The most significant and radical change pertaining to the Truth in Lending form (“TIL”) was recently put into effect via the Housing and Economic Recovery Act (“HERA”). It has little to do with the form itself, rather, the timing and enforcement of TIL disclosure is now a big concern amongst lenders and borrowers. Since July 30, 2009, these changes in the lending process are now strictly enforced:
1. Upfront fees cannot be charged until the borrower receives the initial TIL from the lender with the lone exception being a credit report fee. The big issue here is the appraisal. If it takes a week before the borrower is allowed to foot the appraisal bill, then who ends up paying in order to avoid lengthy delays in the process? Yup, so far it’s been the broker.
2. An initial TIL is now required on all purchases and refinances of primary residences and second homes. That just leaves disclosures for investment properties as the only exception.
3. An initial TIL must be provided at least seven days before the close/sign date. Not a huge impact, since who closes loans in 7 days anymore?
4. An increase in Annual Percentage Rate by more than 0.125% requires re-disclosure of the TIL at least 3 business days before closing. If mailed, the TIL is considered “received” 3 business days after mailing. This is the most potentially damaging rule. Any change in APR resulting from new/revised fees or changes in loan amounts and/or interest rate will trigger another APR review. If the difference is more than 1/8th of the initial disclosure rate, then a mandatory 3-day review period must pass prior to closing or signing. APR must be followed diligently or else it may cause an aggravating and costly delay.

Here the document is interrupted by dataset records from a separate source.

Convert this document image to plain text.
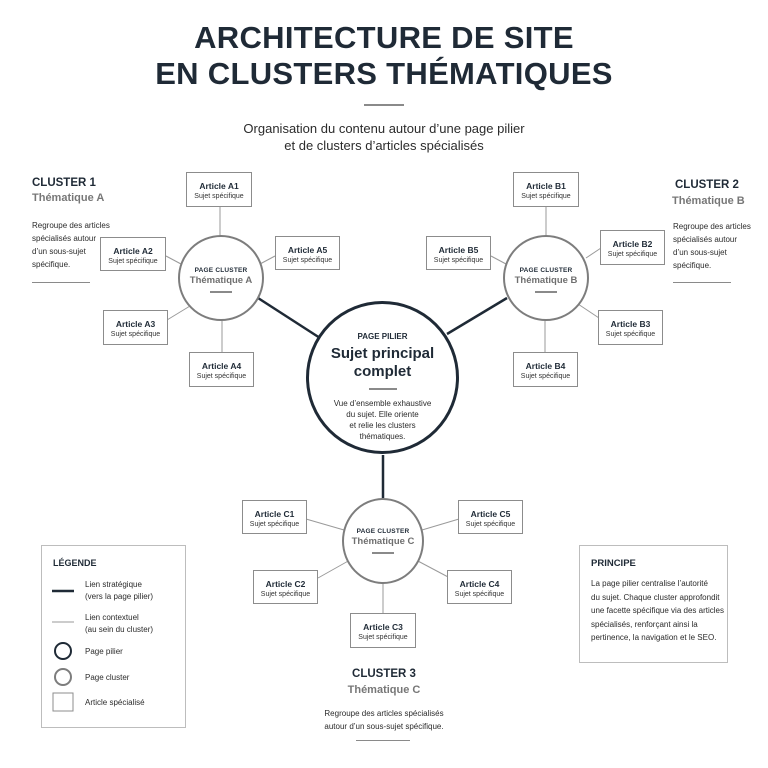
ARCHITECTURE DE SITE
EN CLUSTERS THÉMATIQUES
Organisation du contenu autour d’une page pilier
et de clusters d’articles spécialisés
CLUSTER 1
Thématique A
Regroupe des articles
spécialisés autour
d’un sous-sujet
spécifique.
CLUSTER 2
Thématique B
Regroupe des articles
spécialisés autour
d’un sous-sujet
spécifique.
CLUSTER 3
Thématique C
Regroupe des articles spécialisés
autour d’un sous-sujet spécifique.
Article A1
Sujet spécifique
Article A2
Sujet spécifique
Article A5
Sujet spécifique
Article A3
Sujet spécifique
Article A4
Sujet spécifique
Article B1
Sujet spécifique
Article B5
Sujet spécifique
Article B2
Sujet spécifique
Article B3
Sujet spécifique
Article B4
Sujet spécifique
Article C1
Sujet spécifique
Article C5
Sujet spécifique
Article C2
Sujet spécifique
Article C4
Sujet spécifique
Article C3
Sujet spécifique
PAGE CLUSTER
Thématique A
PAGE CLUSTER
Thématique B
PAGE CLUSTER
Thématique C
PAGE PILIER
Sujet principal
complet
Vue d’ensemble exhaustive
du sujet. Elle oriente
et relie les clusters
thématiques.
LÉGENDE
Lien stratégique
(vers la page pilier)
Lien contextuel
(au sein du cluster)
Page pilier
Page cluster
Article spécialisé
PRINCIPE
La page pilier centralise l’autorité
du sujet. Chaque cluster approfondit
une facette spécifique via des articles
spécialisés, renforçant ainsi la
pertinence, la navigation et le SEO.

The reasons behind HERA aren’t anything new to what brokers have heard since the mortgage implosion began, including the push to create a more transparent, informative and fair regulation, to prevent deceptive and abusive lending practices and to protect borrowers against such practices. The TIL form has always been a confusing document that more often than not hurts more than helps to make the borrowing process more efficient.